I have just put my mh in storage until mid March. I have access to power and wondered is it safe to leave connected for long periods or should I use a time clock and only have it on for a couple of hours a day.
I have a Burstner Ixeo and it is fitted with an Schaudt Electrocbloc 99G. I hear stories of the main vehicle battery going flat in 2 - 3 weeks so leaving on hook up would stop this. 
Any advice would be appreciated.

Thanks

Phil


----------



## UncleNorm (May 1, 2005)

Hi Phil!

As I type, Our Coral is connected to the mains. This ensures that our two leisure batteries are always topped up, as is our engine starter battery. I've only been doing that for just over 3 years with this motorhome!! :roll: :wink: 

So go for it!
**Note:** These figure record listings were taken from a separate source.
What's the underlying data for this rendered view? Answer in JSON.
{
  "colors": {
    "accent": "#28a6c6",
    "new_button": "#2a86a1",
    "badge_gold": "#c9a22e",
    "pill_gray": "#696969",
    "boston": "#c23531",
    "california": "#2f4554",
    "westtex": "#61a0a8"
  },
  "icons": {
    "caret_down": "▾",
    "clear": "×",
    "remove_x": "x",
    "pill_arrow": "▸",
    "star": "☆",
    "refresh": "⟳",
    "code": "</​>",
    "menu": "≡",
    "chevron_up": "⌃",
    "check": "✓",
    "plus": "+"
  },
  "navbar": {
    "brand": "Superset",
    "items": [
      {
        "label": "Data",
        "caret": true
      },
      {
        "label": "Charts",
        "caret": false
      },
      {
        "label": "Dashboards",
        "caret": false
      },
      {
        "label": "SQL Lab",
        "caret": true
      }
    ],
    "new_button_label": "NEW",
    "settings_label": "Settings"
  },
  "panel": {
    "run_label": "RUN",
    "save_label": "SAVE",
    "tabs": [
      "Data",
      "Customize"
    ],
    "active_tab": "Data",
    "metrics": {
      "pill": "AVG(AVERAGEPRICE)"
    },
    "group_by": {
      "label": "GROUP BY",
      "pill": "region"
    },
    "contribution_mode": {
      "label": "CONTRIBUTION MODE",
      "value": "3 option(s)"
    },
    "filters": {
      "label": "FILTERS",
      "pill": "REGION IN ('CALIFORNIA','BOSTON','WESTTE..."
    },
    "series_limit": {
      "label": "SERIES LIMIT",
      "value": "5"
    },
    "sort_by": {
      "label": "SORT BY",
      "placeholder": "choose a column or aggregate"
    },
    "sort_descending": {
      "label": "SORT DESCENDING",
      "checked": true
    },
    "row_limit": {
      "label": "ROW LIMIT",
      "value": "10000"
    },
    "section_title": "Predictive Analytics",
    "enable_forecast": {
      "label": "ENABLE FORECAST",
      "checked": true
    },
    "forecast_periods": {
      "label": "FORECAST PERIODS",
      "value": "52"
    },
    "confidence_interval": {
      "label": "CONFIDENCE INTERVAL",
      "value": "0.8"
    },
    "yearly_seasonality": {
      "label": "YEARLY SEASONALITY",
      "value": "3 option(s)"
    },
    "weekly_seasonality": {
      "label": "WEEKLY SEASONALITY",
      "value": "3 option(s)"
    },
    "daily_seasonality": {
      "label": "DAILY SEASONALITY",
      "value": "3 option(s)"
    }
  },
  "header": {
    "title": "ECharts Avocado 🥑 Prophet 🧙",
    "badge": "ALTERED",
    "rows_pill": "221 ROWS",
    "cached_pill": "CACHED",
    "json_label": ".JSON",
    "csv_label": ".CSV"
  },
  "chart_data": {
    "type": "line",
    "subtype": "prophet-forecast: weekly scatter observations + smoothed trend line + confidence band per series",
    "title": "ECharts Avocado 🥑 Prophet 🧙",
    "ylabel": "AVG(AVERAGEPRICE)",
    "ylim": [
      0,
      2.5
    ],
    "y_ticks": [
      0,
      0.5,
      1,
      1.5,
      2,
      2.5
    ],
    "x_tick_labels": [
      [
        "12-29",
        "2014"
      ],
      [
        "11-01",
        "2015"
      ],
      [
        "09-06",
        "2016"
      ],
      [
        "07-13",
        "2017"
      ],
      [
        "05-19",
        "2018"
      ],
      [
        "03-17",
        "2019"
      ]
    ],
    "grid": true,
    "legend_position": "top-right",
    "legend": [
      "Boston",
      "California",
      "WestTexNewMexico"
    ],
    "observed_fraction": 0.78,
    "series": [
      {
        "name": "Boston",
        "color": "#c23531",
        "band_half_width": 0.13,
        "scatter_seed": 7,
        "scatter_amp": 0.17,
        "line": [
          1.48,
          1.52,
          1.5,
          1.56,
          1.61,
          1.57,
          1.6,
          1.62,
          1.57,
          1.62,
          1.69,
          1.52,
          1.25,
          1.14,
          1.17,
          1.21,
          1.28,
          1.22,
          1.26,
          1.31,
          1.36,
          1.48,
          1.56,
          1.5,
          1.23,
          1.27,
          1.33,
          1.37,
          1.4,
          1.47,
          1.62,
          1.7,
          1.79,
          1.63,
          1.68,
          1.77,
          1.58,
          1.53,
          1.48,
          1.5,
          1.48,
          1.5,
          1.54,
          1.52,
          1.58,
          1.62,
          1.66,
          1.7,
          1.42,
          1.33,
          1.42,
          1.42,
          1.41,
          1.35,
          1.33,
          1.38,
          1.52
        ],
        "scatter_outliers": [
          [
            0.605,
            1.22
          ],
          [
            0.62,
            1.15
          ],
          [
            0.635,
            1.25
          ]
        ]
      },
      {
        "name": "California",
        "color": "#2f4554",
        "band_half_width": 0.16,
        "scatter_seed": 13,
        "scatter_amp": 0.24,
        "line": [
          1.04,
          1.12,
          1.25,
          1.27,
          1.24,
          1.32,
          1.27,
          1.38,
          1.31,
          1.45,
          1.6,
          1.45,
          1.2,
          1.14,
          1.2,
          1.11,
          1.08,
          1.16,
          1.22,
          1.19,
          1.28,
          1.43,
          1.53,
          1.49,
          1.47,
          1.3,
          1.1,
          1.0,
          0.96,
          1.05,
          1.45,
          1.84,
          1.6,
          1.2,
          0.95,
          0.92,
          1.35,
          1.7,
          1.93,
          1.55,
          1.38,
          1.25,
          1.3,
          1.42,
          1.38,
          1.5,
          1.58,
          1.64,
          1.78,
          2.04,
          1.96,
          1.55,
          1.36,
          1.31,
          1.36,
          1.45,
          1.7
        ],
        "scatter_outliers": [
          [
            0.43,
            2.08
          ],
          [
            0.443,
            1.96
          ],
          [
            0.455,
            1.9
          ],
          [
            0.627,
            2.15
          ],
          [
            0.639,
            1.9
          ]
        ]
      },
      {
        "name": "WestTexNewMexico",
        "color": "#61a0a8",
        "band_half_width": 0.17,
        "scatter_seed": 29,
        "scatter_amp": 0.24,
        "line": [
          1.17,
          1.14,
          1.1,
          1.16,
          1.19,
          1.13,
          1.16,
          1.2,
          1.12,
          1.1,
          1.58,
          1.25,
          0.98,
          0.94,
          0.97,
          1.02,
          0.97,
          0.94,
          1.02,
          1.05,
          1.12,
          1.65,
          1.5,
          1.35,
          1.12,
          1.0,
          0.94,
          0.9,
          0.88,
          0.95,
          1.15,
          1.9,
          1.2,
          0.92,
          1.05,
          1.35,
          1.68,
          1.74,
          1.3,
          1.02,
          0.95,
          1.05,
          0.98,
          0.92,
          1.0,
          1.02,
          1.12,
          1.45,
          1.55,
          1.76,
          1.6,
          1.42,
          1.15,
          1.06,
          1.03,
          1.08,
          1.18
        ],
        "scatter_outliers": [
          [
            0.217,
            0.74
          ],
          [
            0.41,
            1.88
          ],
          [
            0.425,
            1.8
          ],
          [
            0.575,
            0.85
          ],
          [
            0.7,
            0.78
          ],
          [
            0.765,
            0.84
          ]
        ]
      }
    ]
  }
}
Put it on EHU. 8)


----------



## DTPCHEMICALS (Jul 24, 2006)

On EHU all the time when parked at home.
Never a problem in 5 years. and previous 20 with caravan.
Dave p


----------



## presto (Apr 22, 2009)

My motor dealer told me connected to mains all the time wrecks the liquid batteries.
Presto


----------



## DABurleigh (May 9, 2005)

If you have a multistage charger with terminal float voltage 13.5-13.8 volts, the batteries won't be harmed.

Dave


----------